Once on the island, you will need to rent a car for your stay.
For this hike, you’ll have to go to the island of Basse-Terre first. The departure of the hike is from a parking lot. It’s not that easy to find it actually, so here is an itinerary if you come from the North or the East. If you come from the West (Basse-Terre or Saint-Claude), here is another one.
If you have a smartphone, I’ll give you some tips that will make your life easier:
- Download the Maps.me app (Android / Apple) which allows you to access maps of Guadeloupe (and the whole world too, huh!) offline. Here is the starting point of the hike (parking) that I saved and that you can open on Maps.me. The hike is also materialized on the app.
- Download the app “Rando Guadeloupe” (Android / Apple) on which you will find many hiking itineraries to do on the island, including the Sentier de la Grande Pointe.
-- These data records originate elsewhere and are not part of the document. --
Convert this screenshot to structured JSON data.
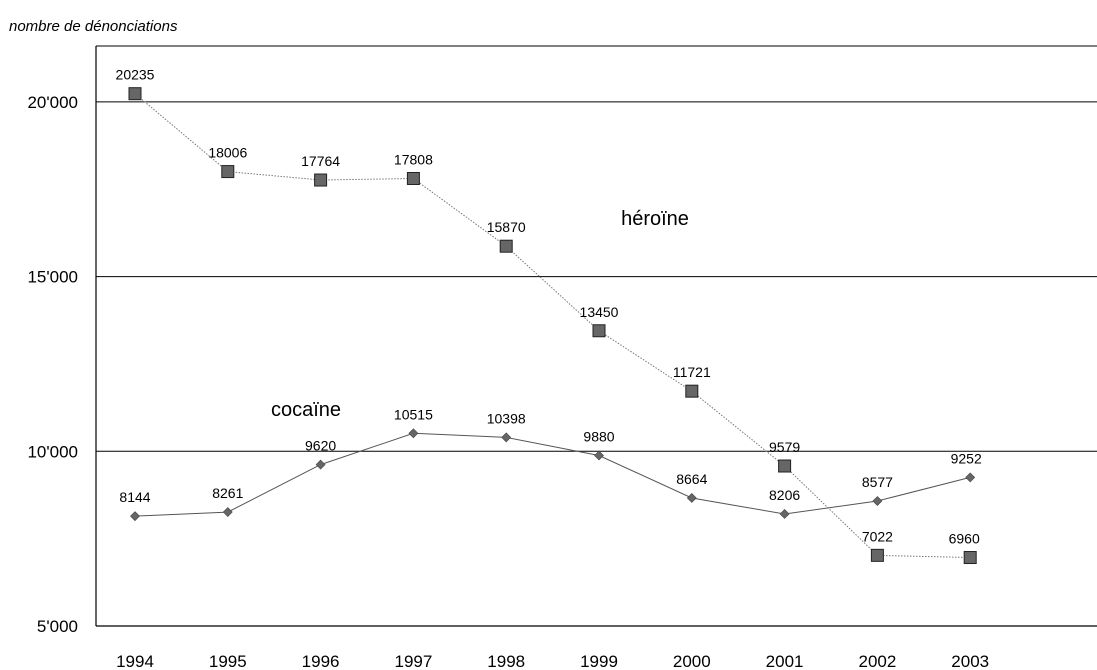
{
  "chart_data": {
    "type": "line",
    "title": "",
    "ylabel": "nombre de dénonciations",
    "xlabel": "",
    "x": [
      "1994",
      "1995",
      "1996",
      "1997",
      "1998",
      "1999",
      "2000",
      "2001",
      "2002",
      "2003"
    ],
    "ylim": [
      5000,
      21600
    ],
    "yticks": [
      5000,
      10000,
      15000,
      20000
    ],
    "ytick_labels": [
      "5'000",
      "10'000",
      "15'000",
      "20'000"
    ],
    "grid": "horizontal",
    "legend": "none",
    "series": [
      {
        "name": "héroïne",
        "marker": "square",
        "line_style": "dotted",
        "color": "#666666",
        "values": [
          20235,
          18006,
          17764,
          17808,
          15870,
          13450,
          11721,
          9579,
          7022,
          6960
        ],
        "labels": [
          "20235",
          "18006",
          "17764",
          "17808",
          "15870",
          "13450",
          "11721",
          "9579",
          "7022",
          "6960"
        ]
      },
      {
        "name": "cocaïne",
        "marker": "diamond",
        "line_style": "solid",
        "color": "#666666",
        "values": [
          8144,
          8261,
          9620,
          10515,
          10398,
          9880,
          8664,
          8206,
          8577,
          9252
        ],
        "labels": [
          "8144",
          "8261",
          "9620",
          "10515",
          "10398",
          "9880",
          "8664",
          "8206",
          "8577",
          "9252"
        ]
      }
    ]
  }
}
As usual, the application works with an internet connection, but you can download the map offline. It is a classic way to discover Guadeloupe,
- Here is also the complete hike on the Wikilocs website.
Where to sleep around the hike?
There are a lot of possibilities to spend the night in the area, and especially in Trois-Rivières. There is something for everyone (Airbnb, villa, hotel, etc.). Here are some ideas:
- BEL Z ‘IGUANE, a beautiful vacation villa on Trois-Rivières, in a very pleasant setting,
- Le Jardin Malanga, a splendid hotel in a dreamlike setting. And it’s just a stone’s throw from our house!
- The Lodge Les Bananes Vertes, a little “Ecolabel” wonder out in the country!
If you live in the area and know of any good lodging recommendations, don’t hesitate to leave a comment.
That’s it, it’s already the end of this walk at the Sentier de la Grande Pointe in Trois-Rivières. We really loved it and we only met few hikers! I hope this little story has made you want to go for a walk. It is really a beautiful walk to do, and the key word would be “varied”. It changes completely from the usual paths in the middle of the rain forest to see rivers or waterfalls. Here, you will discover different landscapes (beaches, rocky cliffs, forest) and you will enjoy discovering the history of the island of Guadeloupe, both recent and ancient. If you have half a day to spend in the area, it is a very good choice in my opinion. It’s great to do with children or a baby.
For your trip to Guadeloupe, if you are in the area, you should go for a walk at the Bassin Bleu. We had such a good time there, a beautiful waterfall in a very beautiful setting, perfect for swimming in a heavenly place. According to us, one of the greats of the island of Basse-Terre.